A multi-authored textbook, presented here in its seventh revision since first publication in 1991, is a longstanding feature of university libraries and bookshelves across the English speaking world. Setting out the central message of the book Keltner describes how therapeutic use of self, the environment and medicines are at the heart of “psychotherapeutic care” and of psychiatric nursing. A series of chapters on some aspects fundamental to care and on the care environment is coupled with a major focus on psychopharmacological treatments and then patient care issues divided by major diagnostic related groups having an onus of psychopathology. An additional section breaks down survivors of violence; children and adolescents; older adults and then armed forces veterans for special attention.
What were the highlights?
The regular appearance of the editor in chief in a “MAD magazine” style, caricature portrait, neatly gives readers a helpful summary of why the chapter is important and how it will aide the readers academic, clinical and professional development.
In the unit dealing with the science fundamental to psychiatric nursing the significant content emphasis on biomedical explanations serves as a detailed introduction to brain biology.
Strengths & weaknesses:
The book is clearly and neatly laid out with multiple figures and tables, learning objectives, clinical examples and boxes summarising key points of learning or related information including “critical thinking” prompts.

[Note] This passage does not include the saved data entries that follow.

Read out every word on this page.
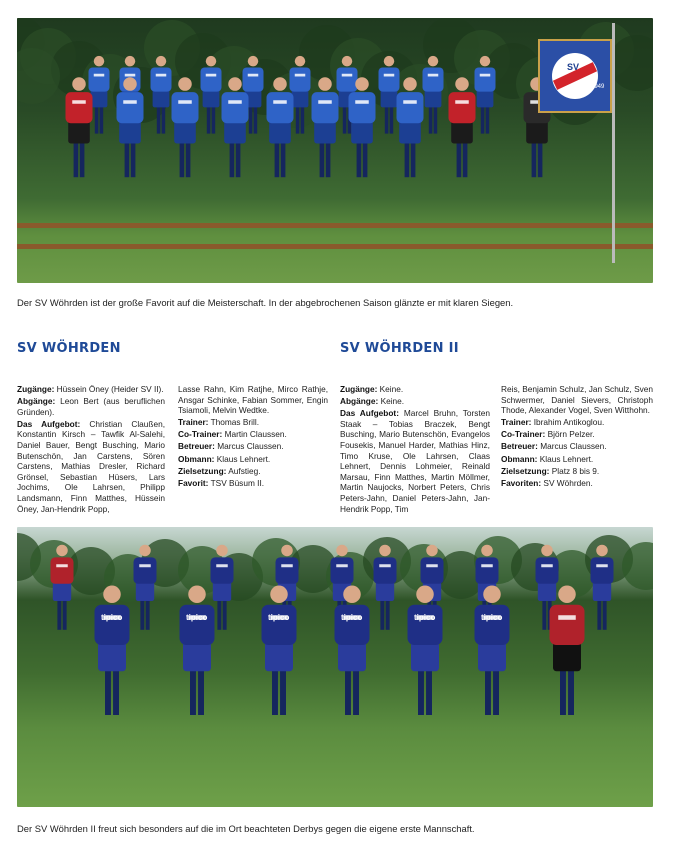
SV
1949
Der SV Wöhrden ist der große Favorit auf die Meisterschaft. In der abgebrochenen Saison glänzte er mit klaren Siegen.
SV WÖHRDEN	SV WÖHRDEN II

Zugänge: Hüssein Öney (Heider SV II).

Abgänge: Leon Bert (aus beruflichen Gründen).

Das Aufgebot: Christian Claußen, Konstantin Kirsch – Tawfik Al-Salehi, Daniel Bauer, Bengt Busching, Mario Butenschön, Jan Carstens, Sören Carstens, Mathias Dresler, Richard Grönsel, Sebastian Hüsers, Lars Jochims, Ole Lahrsen, Philipp Landsmann, Finn Matthes, Hüssein Öney, Jan-Hendrik Popp,

Lasse Rahn, Kim Ratjhe, Mirco Rathje, Ansgar Schinke, Fabian Sommer, Engin Tsiamoli, Melvin Wedtke.

Trainer: Thomas Brill.

Co-Trainer: Martin Claussen.

Betreuer: Marcus Claussen.

Obmann: Klaus Lehnert.

Zielsetzung: Aufstieg.

Favorit: TSV Büsum II.

Zugänge: Keine.

Abgänge: Keine.

Das Aufgebot: Marcel Bruhn, Torsten Staak – Tobias Braczek, Bengt Busching, Mario Butenschön, Evangelos Fousekis, Manuel Harder, Mathias Hinz, Timo Kruse, Ole Lahrsen, Claas Lehnert, Dennis Lohmeier, Reinald Marsau, Finn Matthes, Martin Möllmer, Martin Naujocks, Norbert Peters, Chris Peters-Jahn, Daniel Peters-Jahn, Jan-Hendrik Popp, Tim

Reis, Benjamin Schulz, Jan Schulz, Sven Schwermer, Daniel Sievers, Christoph Thode, Alexander Vogel, Sven Witthohn.

Trainer: Ibrahim Antikoglou.

Co-Trainer: Björn Pelzer.

Betreuer: Marcus Claussen.

Obmann: Klaus Lehnert.

Zielsetzung: Platz 8 bis 9.

Favoriten: SV Wöhrden.

tipico	tipico	tipico	tipico	tipico	tipico
Der SV Wöhrden II freut sich besonders auf die im Ort beachteten Derbys gegen die eigene erste Mannschaft.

The chapter on legal issues is potentially confusing to non-American or novice readers and therefore best avoided. Similarly the medicines chapters, where some medicines are not licensed for UK use and trade names differ. The book lacks an international focus and at times presents opinion as fact, which should be open to more critical analysis or at least prompt such analysis in the reader.
At 538 pages the title includes a detailed glossary, index and as appendices, an overview of the latest revision of the American Diagnostic and Statistical Manual plus a list of North American Nursing Diagnosis Association diagnoses. Nursing diagnosis as a concept is not widely taught in the UK and without background knowledge of their use, this has limited utility.
The associated online resources, which accompany the book, are appealing and serve as a useful alternative learning resource. However responses to the “critical thinking” boxes throughout the book are at times given less than comprehensive responses and the videos often consist of slides with at times disappointing audio quality.
The onus on medicines delimits the usefulness of this text, overstating the centrality of this to nursing. To focus so much on the importance of medicinal interventions to psychiatric nursing, risks giving the learner nurse an over-simplified and medical model for nursing.
This title will struggle to justify its long term place in UK libraries. More comprehensive alternative titles, better suited to UK nurse education programmes are now available.
Who should read it?
Trainee nurses and nurses seeking to practice in the US.